Navigations-App weist Blinden den Weg

Blinde tun sich im Stadtverkehr schwer – besonders auf unbekanntem Terrain. Eine neue Verkehrs-App kann sie lotsen. Wer das System privat nutzen will, braucht aber Geduld.

Ein verkabelter Mann mit Stock läuft auf dem Gehsteig. Er bleibt an einer Ampel stehen. Bei Grün überquert er die Straße. An sich normal. Doch Gerhard Renzel ist absolut blind. Dennoch steuert er zielsicher durch Braunschweig. Denn Renzel ist Testperson für eine neue Handy-App für blinde Menschen.

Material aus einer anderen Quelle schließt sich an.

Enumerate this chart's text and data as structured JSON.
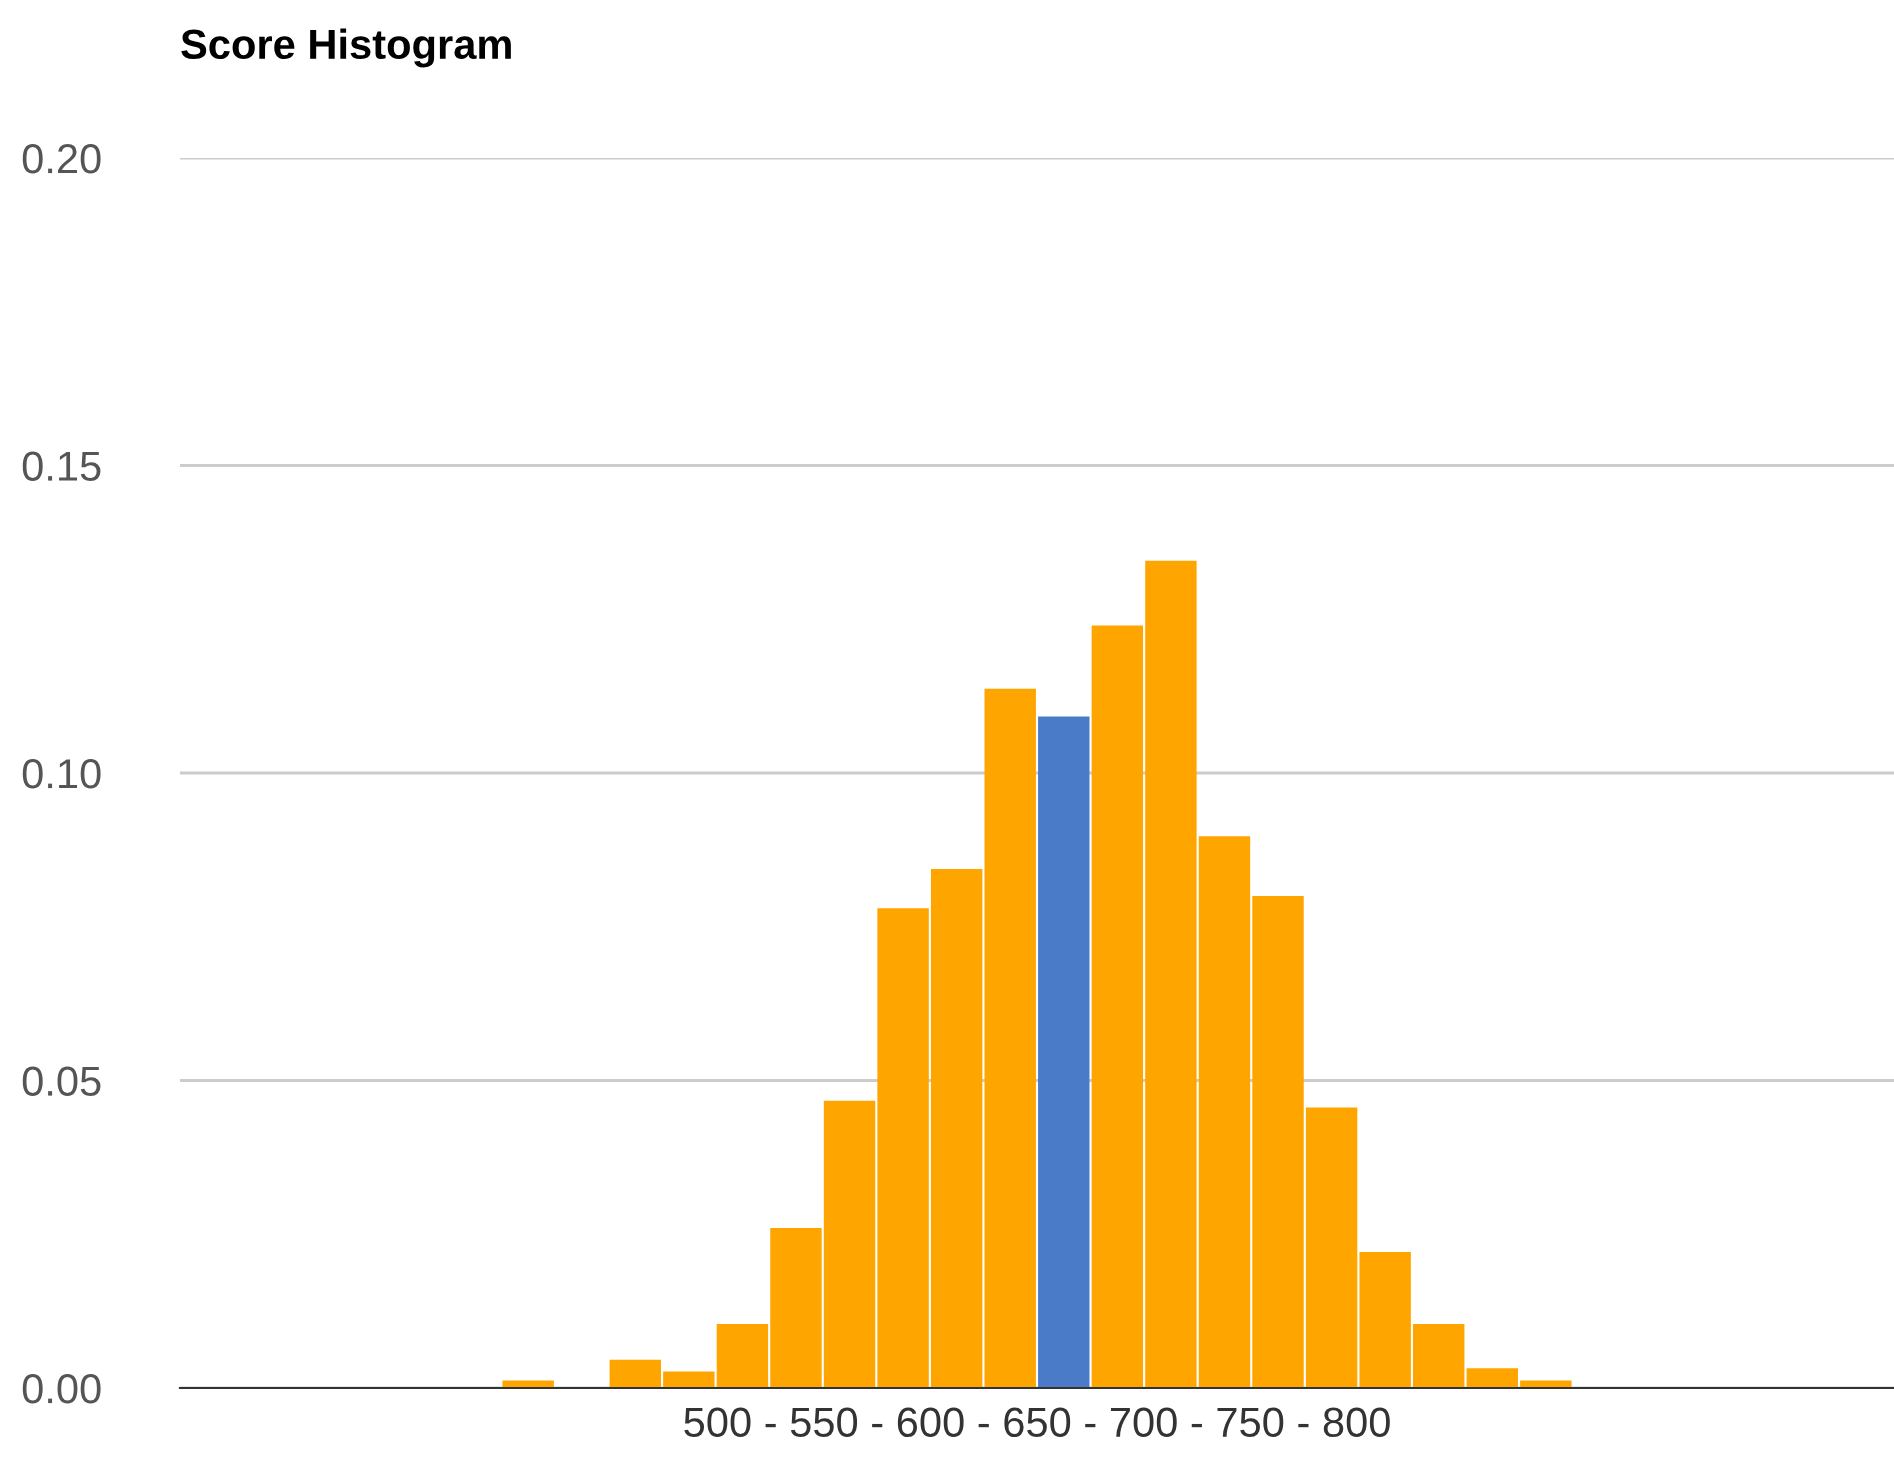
{
  "chart_data": {
    "type": "bar",
    "title": "Score Histogram",
    "xlabel": "500 - 550 - 600 - 650 - 700 - 750 - 800",
    "categories": [
      null,
      null,
      null,
      null,
      null,
      null,
      null,
      null,
      null,
      null,
      null,
      null,
      null,
      null,
      null,
      null,
      null,
      null,
      null,
      null,
      null,
      null,
      null,
      null,
      null,
      null,
      null,
      null,
      null,
      null,
      null,
      null
    ],
    "values": [
      null,
      null,
      null,
      null,
      null,
      null,
      0.0012,
      0,
      0.0046,
      0.0027,
      0.0104,
      0.026,
      0.0467,
      0.078,
      0.0844,
      0.1137,
      0.1092,
      0.124,
      0.1345,
      0.0897,
      0.08,
      0.0456,
      0.0221,
      0.0104,
      0.0032,
      0.0012,
      null,
      null,
      null,
      null,
      null,
      null
    ],
    "colors": [
      "#ffa500",
      "#ffa500",
      "#ffa500",
      "#ffa500",
      "#ffa500",
      "#ffa500",
      "#ffa500",
      "#ffa500",
      "#ffa500",
      "#ffa500",
      "#ffa500",
      "#ffa500",
      "#ffa500",
      "#ffa500",
      "#ffa500",
      "#ffa500",
      "#4a7bc8",
      "#ffa500",
      "#ffa500",
      "#ffa500",
      "#ffa500",
      "#ffa500",
      "#ffa500",
      "#ffa500",
      "#ffa500",
      "#ffa500",
      "#ffa500",
      "#ffa500",
      "#ffa500",
      "#ffa500",
      "#ffa500",
      "#ffa500"
    ],
    "ylim": [
      0,
      0.2
    ],
    "yticks": [
      {
        "value": 0,
        "label": "0.00"
      },
      {
        "value": 0.05,
        "label": "0.05"
      },
      {
        "value": 0.1,
        "label": "0.10"
      },
      {
        "value": 0.15,
        "label": "0.15"
      },
      {
        "value": 0.2,
        "label": "0.20"
      }
    ],
    "grid": "y",
    "legend": false
  }
}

Das System Inmobs navigiert Blinde durch den Straßenverkehr. Eine elektronische Frauenstimme gibt Renzel Anweisungen. “Ein Fahrradweg läuft parallel”, sagt die Stimme. Renzel weiß Bescheid. Mit seinem Langstock ertastet er den Radweg und meidet ihn dann. Wer will schon mit einem Radler kollidieren.

Smartphone-Anwendung mit GPS-Ortung

Die neue App wurde unter anderem von Forschern der Technischen Universität Braunschweig konzipiert. Drei Jahre lang wurde mit Unterstützung des Bundeswirtschaftsministeriums getüftelt. Am Dienstag stellten die Wissenschaftler um Koordinator Steffen Axer das Projekt in Braunschweig vor.

Die sprechende Smartphone-App funktioniert im Grunde wie ein Navigationsgerät – nur genauer. Die Position des Anwenders kann im besten Fall auf bis zu einen Meter genau angeben werden, bislang liege die Genauigkeit bei 15 bis 20 Meter, sagt Axer. Dazu muss der Benutzer einen speziellen GPS-Empfänger am Arm tragen, der besser ist als seine Verwandten in Smartphones oder Navis.

Defizite bei herkömmlichen Navigationssystemen

Die App sagt auch an, wann eine Ampel auf Grün geschaltet hat, ob der Bordstein abgesenkt oder wie weit es auf die andere Straßenseite ist. App-Tester Renzel ist Verkehrsexperte beim Deutschen Blinden- und Sehbehindertenverband (DBSV) und schon bei der Entwicklung der App mit im Boot gewesen. Seinen Angaben zufolge sind bisherige elektronische Verkehrs-Navigationen für Blinde viel unpräziser. “Die sind wegen ihrer Ungenauigkeit auch gefährlich.”

Noch ist das System für die meisten Blinden aber Zukunftsmusik. “Es ist nicht massentauglich”, sagt Axer. Die App braucht aufbereitete Digitalkarten. Das sei im Moment noch ein aufwendiger Prozess.

Bislang gibt es erst eine vier Quadratkilometer große Testzone. Ampeln müssen speziell umgerüstet sein, damit sie mit dem Handy kommunizieren können. “Wir haben den Grundstein gelegt”, sagt Axer. Wann das System allgemein verfügbar sein könnte, dazu will er keine Prognose abgeben.